De la part des policiers de terrain il n'est pas question de confondre délinquants et jeunes contestataires. Cependant ceux qui veulent en découdre avec la police font dégénérer ces manifestations en banlieue comme à Paris où ceux ci s'en prennent également aux manifestants.
Pour ma part, impliqué comme directeur départemental de la sécurité publique dans les incidents de juillet 2009 à Montreuil, j'ai toujours interdit l'usage du Flash Ball dans le maintien de l'ordre classique. Cette consigne était respectée lorsque la manifestation était prévue et organisée. C'est beaucoup plus difficile d'interdire ces moyens là lorsque les violences sont spontanées.
Le flash ball est un instrument d'une précision très approximative. Lorsque l'engin est plus précis, comme le dernier modèle, il est aussi plus dangereux. Il est prescrit de ne pas faire de tir à moins de 7 mètres. Ce tir doit être ajusté pour s'effectuer en dessous de la ligne des épaules en évitant les parties génitales. Dans un climat de violences où même les plus professionnels sont soumis au stress, il est ridicule de leur imposer de telles restrictions qui ne paraissent applicables qu'à l'entrainement dans le calme d'un stand de tir. Par ailleurs comment est-il possible d'apprécier la distance de 7 mètres devant un groupe d'individus qui chargent la police ? J'ai vécu personnellement de telles situations. Pour certains délinquants il s'agissait de venir au contact des policiers afin de délivrer un trafiquant de stupéfiant ou un voleur de cyclo.
J'ai toujours été sceptique quant à la dotation trop répandue du flash ball. Cependant, contrairement à ce qui a été dit ce n'est pas une arme de guerre. Ayant exercé mes fontions 37 années dans les quartiers difficiles, j'ai vécu de très graves incidents où des fonctionnaires débordés ou plus rarement impulsifs ont utilisé leur arme traditionnelle et tué un jeune délinquant voire un passant.
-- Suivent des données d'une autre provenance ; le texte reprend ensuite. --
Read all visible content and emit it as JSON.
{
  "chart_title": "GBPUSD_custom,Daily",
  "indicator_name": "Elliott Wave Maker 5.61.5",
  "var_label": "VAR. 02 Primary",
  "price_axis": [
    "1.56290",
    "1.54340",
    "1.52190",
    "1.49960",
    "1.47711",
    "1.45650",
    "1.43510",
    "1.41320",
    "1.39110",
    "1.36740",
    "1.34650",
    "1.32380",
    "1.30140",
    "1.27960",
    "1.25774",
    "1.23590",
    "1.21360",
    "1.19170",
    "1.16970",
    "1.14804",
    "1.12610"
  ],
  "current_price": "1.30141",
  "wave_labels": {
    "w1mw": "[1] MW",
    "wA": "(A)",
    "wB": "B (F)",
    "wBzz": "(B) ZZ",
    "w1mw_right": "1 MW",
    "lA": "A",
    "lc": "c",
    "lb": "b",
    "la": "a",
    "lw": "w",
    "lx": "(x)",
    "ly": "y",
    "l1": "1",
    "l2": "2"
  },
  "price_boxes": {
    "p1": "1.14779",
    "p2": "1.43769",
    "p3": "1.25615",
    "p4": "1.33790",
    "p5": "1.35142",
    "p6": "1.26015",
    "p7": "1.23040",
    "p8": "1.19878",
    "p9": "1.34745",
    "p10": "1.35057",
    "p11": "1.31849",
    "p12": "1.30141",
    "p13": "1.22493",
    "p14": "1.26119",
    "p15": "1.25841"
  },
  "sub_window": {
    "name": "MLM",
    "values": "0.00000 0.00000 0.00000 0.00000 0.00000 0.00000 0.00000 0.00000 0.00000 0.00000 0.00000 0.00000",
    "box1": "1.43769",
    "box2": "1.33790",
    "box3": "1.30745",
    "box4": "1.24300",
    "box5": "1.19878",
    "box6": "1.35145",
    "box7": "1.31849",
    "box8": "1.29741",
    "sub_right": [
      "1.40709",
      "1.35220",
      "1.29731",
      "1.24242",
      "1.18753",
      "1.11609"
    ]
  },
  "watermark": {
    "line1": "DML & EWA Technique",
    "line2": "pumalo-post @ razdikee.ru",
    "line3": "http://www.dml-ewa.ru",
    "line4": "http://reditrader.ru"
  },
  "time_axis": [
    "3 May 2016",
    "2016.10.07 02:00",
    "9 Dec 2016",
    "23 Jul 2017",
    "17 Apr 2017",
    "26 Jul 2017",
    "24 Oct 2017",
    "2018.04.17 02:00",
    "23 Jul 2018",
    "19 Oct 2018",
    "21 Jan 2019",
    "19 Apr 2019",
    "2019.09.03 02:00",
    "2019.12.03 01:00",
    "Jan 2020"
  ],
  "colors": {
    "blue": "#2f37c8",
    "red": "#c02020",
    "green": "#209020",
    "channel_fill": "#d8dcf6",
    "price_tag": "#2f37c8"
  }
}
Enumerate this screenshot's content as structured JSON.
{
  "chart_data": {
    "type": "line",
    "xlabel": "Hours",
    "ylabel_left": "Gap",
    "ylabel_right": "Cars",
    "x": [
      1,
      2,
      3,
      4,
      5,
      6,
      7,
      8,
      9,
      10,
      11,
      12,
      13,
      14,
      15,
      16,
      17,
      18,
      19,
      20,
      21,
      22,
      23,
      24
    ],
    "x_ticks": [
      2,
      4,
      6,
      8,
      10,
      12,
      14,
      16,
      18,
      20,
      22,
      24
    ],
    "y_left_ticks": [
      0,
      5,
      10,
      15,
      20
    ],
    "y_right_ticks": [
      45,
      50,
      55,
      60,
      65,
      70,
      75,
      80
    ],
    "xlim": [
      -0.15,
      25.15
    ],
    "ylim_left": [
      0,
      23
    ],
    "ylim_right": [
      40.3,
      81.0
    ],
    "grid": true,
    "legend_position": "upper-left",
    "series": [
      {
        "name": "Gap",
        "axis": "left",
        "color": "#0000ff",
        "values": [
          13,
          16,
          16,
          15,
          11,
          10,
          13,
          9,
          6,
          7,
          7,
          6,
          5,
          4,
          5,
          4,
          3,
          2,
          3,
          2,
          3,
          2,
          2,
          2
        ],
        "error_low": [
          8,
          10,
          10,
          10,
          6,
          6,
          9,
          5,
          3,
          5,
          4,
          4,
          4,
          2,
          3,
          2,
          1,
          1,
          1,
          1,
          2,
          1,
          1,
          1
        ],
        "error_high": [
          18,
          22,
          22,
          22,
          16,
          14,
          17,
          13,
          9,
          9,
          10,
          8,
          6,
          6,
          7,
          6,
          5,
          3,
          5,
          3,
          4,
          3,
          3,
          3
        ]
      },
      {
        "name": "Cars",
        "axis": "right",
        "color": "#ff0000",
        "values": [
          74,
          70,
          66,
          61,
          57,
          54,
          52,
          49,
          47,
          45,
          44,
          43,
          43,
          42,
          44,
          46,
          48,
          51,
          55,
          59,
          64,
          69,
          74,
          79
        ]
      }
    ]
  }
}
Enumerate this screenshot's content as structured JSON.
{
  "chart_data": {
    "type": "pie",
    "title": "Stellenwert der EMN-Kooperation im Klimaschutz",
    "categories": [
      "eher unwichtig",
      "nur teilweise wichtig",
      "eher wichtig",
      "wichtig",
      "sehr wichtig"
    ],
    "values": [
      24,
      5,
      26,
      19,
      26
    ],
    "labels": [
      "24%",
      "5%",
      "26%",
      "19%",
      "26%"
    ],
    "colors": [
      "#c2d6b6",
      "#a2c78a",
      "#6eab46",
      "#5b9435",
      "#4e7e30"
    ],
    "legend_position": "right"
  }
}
Je crois que le compte précis des incidents survenus avec cet engin a été effectué par l'Inspection générale de la police nationale. Il révèle que cet équipement a évité des tués et un grand nombre de blessures graves. A cet égard il n'est pas non plus interdit de penser à la sécurité des policiers.
Par ailleurs, pour avoir vécu Mai 1968 comme jeune étudiant dans le quartier latin, je me souviens de charges policières extrêmement violentes avec des contacts physiques au "corps à corps".
Ayant moi-même dirigé des services d'ordre sur le terrain et non pas dans un état major, j'ai le souvenir de confrontations où l'atmosphère était saturé de gazs lacrymogènes. Pour l'avoir éprouvé je peux affirmer que policiers et manifestants sans masques, peuvent évoluer sans trop de difficultés dans des nuages de gazs irritants. J'ajouterai que l'utilisation du bâton de défense, qui lui aussi répond à des règles d'emploi très précises, est également très dangereuse.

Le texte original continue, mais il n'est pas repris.